Additive manufacturing (AM) technology is being increasingly adopted in a wide variety of application areas due to its ability to rapidly produce, prototype, and customize designs. AM techniques afford significant opportunities in regard to nuclear materials, including an accelerated fabrication process and reduced cost. High-fidelity modeling and simulation (M&S) of AM processes is being developed in Idaho National Laboratory (INL)s Multiphysics Object-Oriented Simulation Environment (MOOSE) to support AM process optimization and provide a fundamental understanding of the various physical interactions involved.

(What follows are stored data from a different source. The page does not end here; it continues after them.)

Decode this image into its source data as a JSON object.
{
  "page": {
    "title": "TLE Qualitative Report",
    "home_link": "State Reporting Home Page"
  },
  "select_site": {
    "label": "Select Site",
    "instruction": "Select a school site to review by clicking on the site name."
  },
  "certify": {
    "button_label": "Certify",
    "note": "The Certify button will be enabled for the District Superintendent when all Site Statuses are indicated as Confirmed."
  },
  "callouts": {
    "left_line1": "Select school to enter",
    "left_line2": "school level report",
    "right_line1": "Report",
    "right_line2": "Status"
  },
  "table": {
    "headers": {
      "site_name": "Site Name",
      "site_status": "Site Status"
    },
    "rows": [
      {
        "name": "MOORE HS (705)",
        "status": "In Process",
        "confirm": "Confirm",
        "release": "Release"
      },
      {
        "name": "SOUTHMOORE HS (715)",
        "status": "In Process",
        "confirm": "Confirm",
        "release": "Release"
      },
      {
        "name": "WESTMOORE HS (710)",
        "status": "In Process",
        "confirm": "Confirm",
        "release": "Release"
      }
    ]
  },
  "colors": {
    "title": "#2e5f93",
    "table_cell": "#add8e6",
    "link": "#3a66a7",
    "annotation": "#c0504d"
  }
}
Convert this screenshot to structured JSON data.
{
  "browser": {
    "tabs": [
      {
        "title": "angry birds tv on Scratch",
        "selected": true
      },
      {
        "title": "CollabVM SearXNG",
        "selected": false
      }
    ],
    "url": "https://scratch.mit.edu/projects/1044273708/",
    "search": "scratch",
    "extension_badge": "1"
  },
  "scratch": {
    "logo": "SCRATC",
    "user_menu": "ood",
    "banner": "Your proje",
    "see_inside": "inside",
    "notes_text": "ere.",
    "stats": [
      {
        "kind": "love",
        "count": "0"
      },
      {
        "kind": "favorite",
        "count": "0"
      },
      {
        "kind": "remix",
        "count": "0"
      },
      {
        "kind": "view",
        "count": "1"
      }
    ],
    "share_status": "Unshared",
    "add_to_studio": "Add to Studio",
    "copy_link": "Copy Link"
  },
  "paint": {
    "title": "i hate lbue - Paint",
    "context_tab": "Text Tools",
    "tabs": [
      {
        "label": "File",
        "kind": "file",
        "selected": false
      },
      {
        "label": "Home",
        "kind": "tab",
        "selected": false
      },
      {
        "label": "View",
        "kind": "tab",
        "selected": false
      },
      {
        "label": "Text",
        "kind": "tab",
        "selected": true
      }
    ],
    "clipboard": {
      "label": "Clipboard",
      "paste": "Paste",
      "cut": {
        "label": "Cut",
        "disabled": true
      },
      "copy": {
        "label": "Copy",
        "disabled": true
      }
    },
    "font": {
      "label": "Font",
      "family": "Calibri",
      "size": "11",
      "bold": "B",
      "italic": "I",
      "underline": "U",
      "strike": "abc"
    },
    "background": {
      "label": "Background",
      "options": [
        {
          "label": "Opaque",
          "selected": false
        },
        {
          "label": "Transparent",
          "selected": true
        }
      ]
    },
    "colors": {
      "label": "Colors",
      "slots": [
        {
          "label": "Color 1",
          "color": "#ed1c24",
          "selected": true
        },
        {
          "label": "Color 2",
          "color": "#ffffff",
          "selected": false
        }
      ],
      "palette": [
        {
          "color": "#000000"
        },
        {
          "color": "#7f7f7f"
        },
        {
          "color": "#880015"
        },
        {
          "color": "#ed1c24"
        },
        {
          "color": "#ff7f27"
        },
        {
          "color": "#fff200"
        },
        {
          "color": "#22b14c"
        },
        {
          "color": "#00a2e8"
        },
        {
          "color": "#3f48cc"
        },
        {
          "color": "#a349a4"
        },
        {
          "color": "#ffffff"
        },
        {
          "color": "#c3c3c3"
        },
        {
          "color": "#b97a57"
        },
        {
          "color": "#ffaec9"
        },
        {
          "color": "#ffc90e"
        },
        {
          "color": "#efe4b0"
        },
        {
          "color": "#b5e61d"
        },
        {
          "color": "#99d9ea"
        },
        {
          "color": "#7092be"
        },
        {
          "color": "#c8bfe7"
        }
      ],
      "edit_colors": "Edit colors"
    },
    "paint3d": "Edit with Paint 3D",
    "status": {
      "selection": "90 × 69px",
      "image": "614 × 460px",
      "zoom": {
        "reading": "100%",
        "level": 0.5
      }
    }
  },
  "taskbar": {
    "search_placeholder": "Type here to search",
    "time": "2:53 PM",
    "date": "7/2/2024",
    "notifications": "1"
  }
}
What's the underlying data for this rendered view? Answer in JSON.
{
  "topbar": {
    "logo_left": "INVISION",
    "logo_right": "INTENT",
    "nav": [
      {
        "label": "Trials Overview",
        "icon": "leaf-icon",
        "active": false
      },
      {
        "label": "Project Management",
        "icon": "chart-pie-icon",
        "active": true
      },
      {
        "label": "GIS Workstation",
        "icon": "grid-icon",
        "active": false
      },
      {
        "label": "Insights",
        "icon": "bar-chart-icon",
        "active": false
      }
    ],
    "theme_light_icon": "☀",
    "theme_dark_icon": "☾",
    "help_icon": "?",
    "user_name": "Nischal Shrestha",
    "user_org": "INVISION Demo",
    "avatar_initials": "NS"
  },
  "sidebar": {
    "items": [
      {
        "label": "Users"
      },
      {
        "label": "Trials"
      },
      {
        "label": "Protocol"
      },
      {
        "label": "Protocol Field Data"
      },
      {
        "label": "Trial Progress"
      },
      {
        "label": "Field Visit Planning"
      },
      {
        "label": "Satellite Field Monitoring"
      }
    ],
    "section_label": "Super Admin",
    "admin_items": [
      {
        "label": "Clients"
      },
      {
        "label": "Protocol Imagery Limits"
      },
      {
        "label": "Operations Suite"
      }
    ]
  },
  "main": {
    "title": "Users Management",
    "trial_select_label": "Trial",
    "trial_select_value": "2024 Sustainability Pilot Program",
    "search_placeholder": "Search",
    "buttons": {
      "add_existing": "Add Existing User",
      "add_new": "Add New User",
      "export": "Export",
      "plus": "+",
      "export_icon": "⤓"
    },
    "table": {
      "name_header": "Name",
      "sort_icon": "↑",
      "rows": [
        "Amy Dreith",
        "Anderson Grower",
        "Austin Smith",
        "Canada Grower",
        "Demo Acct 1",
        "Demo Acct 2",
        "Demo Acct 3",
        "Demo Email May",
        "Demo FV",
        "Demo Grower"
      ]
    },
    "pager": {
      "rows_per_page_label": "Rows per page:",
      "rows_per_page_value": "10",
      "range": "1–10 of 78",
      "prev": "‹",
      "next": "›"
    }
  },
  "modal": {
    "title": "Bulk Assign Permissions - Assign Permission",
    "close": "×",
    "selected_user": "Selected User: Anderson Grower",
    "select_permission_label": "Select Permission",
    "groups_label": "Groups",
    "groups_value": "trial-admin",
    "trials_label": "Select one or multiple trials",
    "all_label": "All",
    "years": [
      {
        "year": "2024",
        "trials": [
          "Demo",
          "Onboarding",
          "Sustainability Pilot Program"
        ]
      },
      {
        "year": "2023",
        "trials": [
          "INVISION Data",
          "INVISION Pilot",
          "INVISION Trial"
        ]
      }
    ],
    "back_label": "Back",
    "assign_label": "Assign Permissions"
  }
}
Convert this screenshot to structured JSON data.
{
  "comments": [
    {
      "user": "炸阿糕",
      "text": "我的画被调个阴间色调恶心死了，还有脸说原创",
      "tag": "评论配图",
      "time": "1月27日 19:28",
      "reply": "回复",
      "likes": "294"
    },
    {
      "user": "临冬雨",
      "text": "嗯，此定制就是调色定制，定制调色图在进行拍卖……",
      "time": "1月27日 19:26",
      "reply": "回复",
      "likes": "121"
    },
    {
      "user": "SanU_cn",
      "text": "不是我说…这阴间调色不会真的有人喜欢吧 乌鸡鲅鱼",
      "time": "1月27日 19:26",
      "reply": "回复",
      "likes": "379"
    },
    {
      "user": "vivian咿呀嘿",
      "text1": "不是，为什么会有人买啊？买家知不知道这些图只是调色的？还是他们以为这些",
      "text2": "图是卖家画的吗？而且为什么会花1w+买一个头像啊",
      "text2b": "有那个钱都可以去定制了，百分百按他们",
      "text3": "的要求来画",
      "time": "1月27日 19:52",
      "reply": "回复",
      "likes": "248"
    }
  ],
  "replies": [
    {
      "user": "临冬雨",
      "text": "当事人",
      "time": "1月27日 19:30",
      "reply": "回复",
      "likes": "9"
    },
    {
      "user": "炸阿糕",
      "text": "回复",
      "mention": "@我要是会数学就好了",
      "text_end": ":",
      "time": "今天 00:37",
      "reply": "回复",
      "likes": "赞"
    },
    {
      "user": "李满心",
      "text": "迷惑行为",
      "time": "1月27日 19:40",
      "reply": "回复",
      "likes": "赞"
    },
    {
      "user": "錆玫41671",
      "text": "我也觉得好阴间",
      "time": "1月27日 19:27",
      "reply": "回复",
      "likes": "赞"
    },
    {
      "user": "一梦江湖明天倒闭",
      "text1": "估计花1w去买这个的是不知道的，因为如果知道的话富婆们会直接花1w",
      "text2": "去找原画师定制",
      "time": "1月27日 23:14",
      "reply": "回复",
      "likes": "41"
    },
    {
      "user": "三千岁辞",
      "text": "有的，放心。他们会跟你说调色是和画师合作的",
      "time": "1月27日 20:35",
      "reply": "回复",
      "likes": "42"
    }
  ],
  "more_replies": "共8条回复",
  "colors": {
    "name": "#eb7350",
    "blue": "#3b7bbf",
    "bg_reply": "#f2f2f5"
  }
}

In this paper, we employ Bayesian inverse uncertainty quantification (UQ) to quantify the input uncertainties in a MOOSE-based melt pool model for AM. Inverse UQ is the process of inversely quantifying the input uncertainties while keeping model predictions consistent with the measurement data. The inverse UQ process takes into account uncertainties from the model, code, and data while simultaneously characterizing the uncertain distributions in the input parameters--rather than merely providing best-fit point estimates. We employ measurement data on melt pool geometry (lengths and depths) to quantify the uncertainties in several melt pool model parameters. Simulation results using the posterior uncertainties have shown improved agreement with experimental data, as compared to those using the prior nominal values. The resulting parameter uncertainties can be used to replace expert opinions in future uncertainty, sensitivity, and validation studies.